Nadie es profeta en su tierra, dijo Jesús cuando en Nazaret le dieron la espalda. En Argentina, Jorge Bergoglio padeció los embates del poder político. También tenía adversarios internos que, cuando cumplió los 75 años en 2011 y presentó su renuncia a Benedicto XVI, intentaron que ésta le fuese aceptada de inmediato.
Por ese entonces, ya nadie veía papable a Jorge Bergoglio; varios de sus detractores se jactaban de haber frustrado sus chances en 2005, tras la muerte de Juan Pablo II. Su edad, 76 años entonces, también era vista como un impedimento.
Por eso, luego de la fumata blanca, el anuncio de su elección provocó una conmoción mundial. No solo era poco conocido: era el primer Papa americano y el primero jesuita.

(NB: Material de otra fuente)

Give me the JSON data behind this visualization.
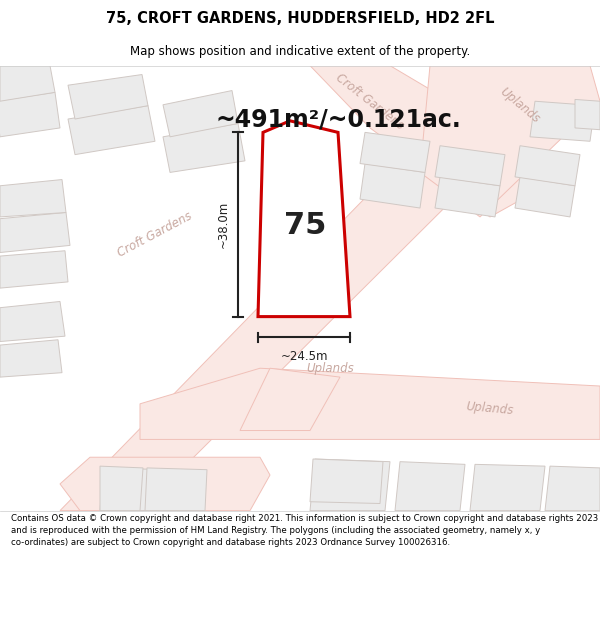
{
  "title_line1": "75, CROFT GARDENS, HUDDERSFIELD, HD2 2FL",
  "title_line2": "Map shows position and indicative extent of the property.",
  "area_text": "~491m²/~0.121ac.",
  "property_number": "75",
  "dim_horizontal": "~24.5m",
  "dim_vertical": "~38.0m",
  "footer_text": "Contains OS data © Crown copyright and database right 2021. This information is subject to Crown copyright and database rights 2023 and is reproduced with the permission of HM Land Registry. The polygons (including the associated geometry, namely x, y co-ordinates) are subject to Crown copyright and database rights 2023 Ordnance Survey 100026316.",
  "map_bg": "#ffffff",
  "road_line_color": "#f0c0b8",
  "road_fill_color": "#fae8e4",
  "property_outline_color": "#cc0000",
  "property_fill_color": "#ffffff",
  "building_fill": "#ebebeb",
  "building_edge": "#d0c8c4",
  "title_bg": "#ffffff",
  "footer_bg": "#ffffff",
  "street_label_color": "#c8a8a0",
  "dim_color": "#222222",
  "area_text_color": "#111111"
}
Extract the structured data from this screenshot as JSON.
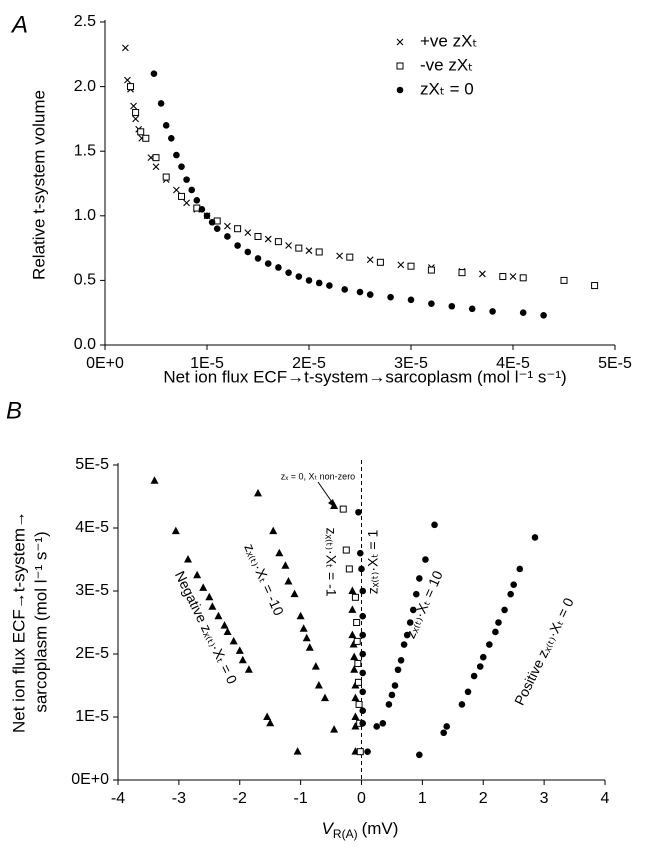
{
  "chart_data": [
    {
      "type": "scatter",
      "panel_label": "A",
      "x_label": "Net ion flux ECF→t-system→sarcoplasm (mol l⁻¹ s⁻¹)",
      "y_label": "Relative t-system volume",
      "xlim": [
        0,
        5e-05
      ],
      "xticks": [
        {
          "value": 0,
          "label": "0E+0"
        },
        {
          "value": 1e-05,
          "label": "1E-5"
        },
        {
          "value": 2e-05,
          "label": "2E-5"
        },
        {
          "value": 3e-05,
          "label": "3E-5"
        },
        {
          "value": 4e-05,
          "label": "4E-5"
        },
        {
          "value": 5e-05,
          "label": "5E-5"
        }
      ],
      "ylim": [
        0,
        2.5
      ],
      "yticks": [
        {
          "value": 0,
          "label": "0.0"
        },
        0.5,
        {
          "value": 1,
          "label": "1.0"
        },
        1.5,
        {
          "value": 2,
          "label": "2.0"
        },
        2.5
      ],
      "legend": "upper right",
      "series": [
        {
          "name": "+ve zXₜ",
          "marker": "cross",
          "color": "#000000",
          "x": [
            2e-06,
            2.2e-06,
            2.5e-06,
            2.8e-06,
            3e-06,
            3.3e-06,
            3.6e-06,
            4.5e-06,
            5e-06,
            6e-06,
            7e-06,
            8e-06,
            9e-06,
            1e-05,
            1.2e-05,
            1.4e-05,
            1.6e-05,
            1.8e-05,
            2e-05,
            2.3e-05,
            2.6e-05,
            2.9e-05,
            3.2e-05,
            3.5e-05,
            3.7e-05,
            4e-05
          ],
          "y": [
            2.3,
            2.05,
            1.98,
            1.85,
            1.75,
            1.67,
            1.6,
            1.45,
            1.38,
            1.28,
            1.2,
            1.1,
            1.05,
            1.0,
            0.92,
            0.87,
            0.82,
            0.77,
            0.73,
            0.69,
            0.66,
            0.62,
            0.6,
            0.57,
            0.55,
            0.53
          ]
        },
        {
          "name": "-ve zXₜ",
          "marker": "square",
          "color": "#000000",
          "x": [
            2.5e-06,
            3e-06,
            3.5e-06,
            4e-06,
            5e-06,
            6e-06,
            7.5e-06,
            9e-06,
            1.1e-05,
            1.3e-05,
            1.5e-05,
            1.7e-05,
            1.9e-05,
            2.1e-05,
            2.4e-05,
            2.7e-05,
            3e-05,
            3.2e-05,
            3.5e-05,
            3.9e-05,
            4.1e-05,
            4.5e-05,
            4.8e-05
          ],
          "y": [
            2.0,
            1.8,
            1.65,
            1.6,
            1.45,
            1.3,
            1.15,
            1.06,
            0.96,
            0.9,
            0.84,
            0.8,
            0.75,
            0.72,
            0.68,
            0.64,
            0.61,
            0.58,
            0.56,
            0.53,
            0.52,
            0.5,
            0.46
          ]
        },
        {
          "name": "zXₜ = 0",
          "marker": "circle",
          "color": "#000000",
          "x": [
            4.8e-06,
            5.5e-06,
            6e-06,
            6.5e-06,
            7e-06,
            7.5e-06,
            8e-06,
            8.5e-06,
            9e-06,
            9.5e-06,
            1e-05,
            1.05e-05,
            1.1e-05,
            1.2e-05,
            1.3e-05,
            1.4e-05,
            1.5e-05,
            1.6e-05,
            1.7e-05,
            1.8e-05,
            1.9e-05,
            2e-05,
            2.1e-05,
            2.2e-05,
            2.35e-05,
            2.5e-05,
            2.6e-05,
            2.8e-05,
            3e-05,
            3.2e-05,
            3.4e-05,
            3.6e-05,
            3.8e-05,
            4.1e-05,
            4.3e-05
          ],
          "y": [
            2.1,
            1.87,
            1.7,
            1.6,
            1.47,
            1.38,
            1.28,
            1.2,
            1.12,
            1.05,
            1.0,
            0.95,
            0.9,
            0.84,
            0.77,
            0.72,
            0.67,
            0.63,
            0.6,
            0.56,
            0.53,
            0.5,
            0.48,
            0.46,
            0.43,
            0.41,
            0.39,
            0.37,
            0.35,
            0.32,
            0.3,
            0.28,
            0.26,
            0.25,
            0.23
          ]
        }
      ]
    },
    {
      "type": "scatter",
      "panel_label": "B",
      "x_label": [
        "V",
        "R(A)",
        "(mV)"
      ],
      "y_label": [
        "Net ion flux ECF→t-system→",
        "sarcoplasm (mol l⁻¹ s⁻¹)"
      ],
      "xlim": [
        -4,
        4
      ],
      "xticks": [
        -4,
        -3,
        -2,
        -1,
        0,
        1,
        2,
        3,
        4
      ],
      "ylim": [
        0,
        5e-05
      ],
      "yticks": [
        {
          "value": 0,
          "label": "0E+0"
        },
        {
          "value": 1e-05,
          "label": "1E-5"
        },
        {
          "value": 2e-05,
          "label": "2E-5"
        },
        {
          "value": 3e-05,
          "label": "3E-5"
        },
        {
          "value": 4e-05,
          "label": "4E-5"
        },
        {
          "value": 5e-05,
          "label": "5E-5"
        }
      ],
      "vline": 0,
      "annotations": [
        "Negative zₓ₍ₜ₎·Xₜ = 0",
        "zₓ₍ₜ₎·Xₜ = -10",
        "zₓ₍ₜ₎·Xₜ = -1",
        "zₓ₍ₜ₎·Xₜ = 1",
        "zₓ₍ₜ₎·Xₜ = 10",
        "Positive zₓ₍ₜ₎·Xₜ = 0",
        "zₓ = 0, Xₜ non-zero"
      ],
      "series": [
        {
          "marker": "triangle",
          "color": "#000000",
          "x": [
            -3.4,
            -3.05,
            -2.85,
            -2.7,
            -2.6,
            -2.5,
            -2.45,
            -2.35,
            -2.25,
            -2.2,
            -2.1,
            -2.0,
            -1.95,
            -1.85,
            -1.55,
            -1.5,
            -1.7,
            -1.45,
            -1.35,
            -1.25,
            -1.2,
            -1.1,
            -1.0,
            -0.95,
            -0.9,
            -0.85,
            -0.75,
            -0.7,
            -0.6,
            -0.45,
            -1.05,
            -0.45,
            -0.15,
            -0.15,
            -0.15,
            -0.13,
            -0.12,
            -0.12,
            -0.1,
            -0.1,
            -0.1,
            -0.1,
            -0.1
          ],
          "y": [
            4.75e-05,
            3.95e-05,
            3.5e-05,
            3.25e-05,
            3.05e-05,
            2.9e-05,
            2.75e-05,
            2.6e-05,
            2.45e-05,
            2.35e-05,
            2.2e-05,
            2.05e-05,
            1.9e-05,
            1.75e-05,
            1e-05,
            9e-06,
            4.55e-05,
            3.95e-05,
            3.6e-05,
            3.4e-05,
            3.15e-05,
            2.95e-05,
            2.6e-05,
            2.4e-05,
            2.25e-05,
            2.1e-05,
            1.8e-05,
            1.5e-05,
            1.3e-05,
            8e-06,
            4.5e-06,
            4.35e-05,
            3e-05,
            2.7e-05,
            2.3e-05,
            2.15e-05,
            1.95e-05,
            1.75e-05,
            1.5e-05,
            1.3e-05,
            1e-05,
            8.5e-06,
            4.5e-06
          ]
        },
        {
          "marker": "square",
          "color": "#000000",
          "x": [
            -0.3,
            -0.25,
            -0.2,
            -0.1,
            -0.08,
            -0.07,
            -0.06,
            -0.05,
            -0.04,
            -0.03,
            -0.02
          ],
          "y": [
            4.3e-05,
            3.65e-05,
            3.35e-05,
            2.9e-05,
            2.5e-05,
            2.2e-05,
            1.85e-05,
            1.55e-05,
            1.2e-05,
            9e-06,
            4.5e-06
          ]
        },
        {
          "marker": "circle",
          "color": "#000000",
          "x": [
            -0.05,
            -0.02,
            0,
            0.02,
            0.02,
            0.02,
            0.02,
            0.02,
            0.02,
            0.02,
            0.02,
            0.1,
            1.2,
            1.05,
            0.95,
            0.9,
            0.85,
            0.8,
            0.75,
            0.7,
            0.65,
            0.6,
            0.55,
            0.5,
            0.45,
            0.35,
            0.25,
            2.85,
            2.6,
            2.5,
            2.45,
            2.35,
            2.25,
            2.2,
            2.1,
            2.0,
            1.95,
            1.85,
            1.75,
            1.65,
            1.4,
            1.35,
            0.95
          ],
          "y": [
            4.25e-05,
            3.6e-05,
            3.35e-05,
            3e-05,
            2.6e-05,
            2.3e-05,
            2e-05,
            1.7e-05,
            1.4e-05,
            1.1e-05,
            9e-06,
            4.5e-06,
            4.05e-05,
            3.5e-05,
            3.2e-05,
            2.95e-05,
            2.7e-05,
            2.5e-05,
            2.3e-05,
            2.15e-05,
            1.9e-05,
            1.75e-05,
            1.5e-05,
            1.35e-05,
            1.2e-05,
            9e-06,
            8.5e-06,
            3.85e-05,
            3.35e-05,
            3.1e-05,
            2.95e-05,
            2.7e-05,
            2.5e-05,
            2.35e-05,
            2.15e-05,
            1.95e-05,
            1.8e-05,
            1.65e-05,
            1.4e-05,
            1.2e-05,
            8.5e-06,
            7.5e-06,
            4e-06
          ]
        }
      ]
    }
  ]
}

Bergoglio cautivó rápidamente a un mundo que hasta entonces ignoraba todo sobre él. Lo hizo con una sucesión de gestos impactantes y con un estilo de comunicación nuevo: un mensaje profundo expresado en lenguaje sencillo y directo. Sus homilías diarias, las audiencias generales de los miércoles en una plaza de San Pedro colmada, una liturgia despojada y un pastor que se dejaba abordar por la gente generaron una sensación de constante cercanía.

Cada gesto suyo contenía un mensaje político. La humildad con la cual se presentó al mundo era un consejo que más de un político haría bien en escuchar: “No hay que creérsela”.
De Lampedusa en 2013 al corazón del África en uno de sus últimos viajes pastorales en enero de 2023, el mundo pudo ver a Francisco hablar en nombre de los refugiados, de los expulsados de sus países por crisis y guerras originadas en decisiones tomadas en las mesas chicas del poder mundial, de los desocupados despojados de la dignidad que da el trabajo, en vigilias de paz, fundido en abrazos interreligiosos, interpelando al G20, al Parlamento europeo o a la ONU, oficiando la misa más multitudinaria de la historia -en Filipinas ante millones de fieles- o tendiendo puentes, como entre Cuba y los Estados Unidos, o a través del mensaje a China, en busca de un acercamiento espiritual y cultural.
Su incansable activismo reflejaba tal vez también la urgencia por transmitir un mensaje, consciente de que su pontificado podía ser breve. El destino, o la Providencia, no lo quiso así.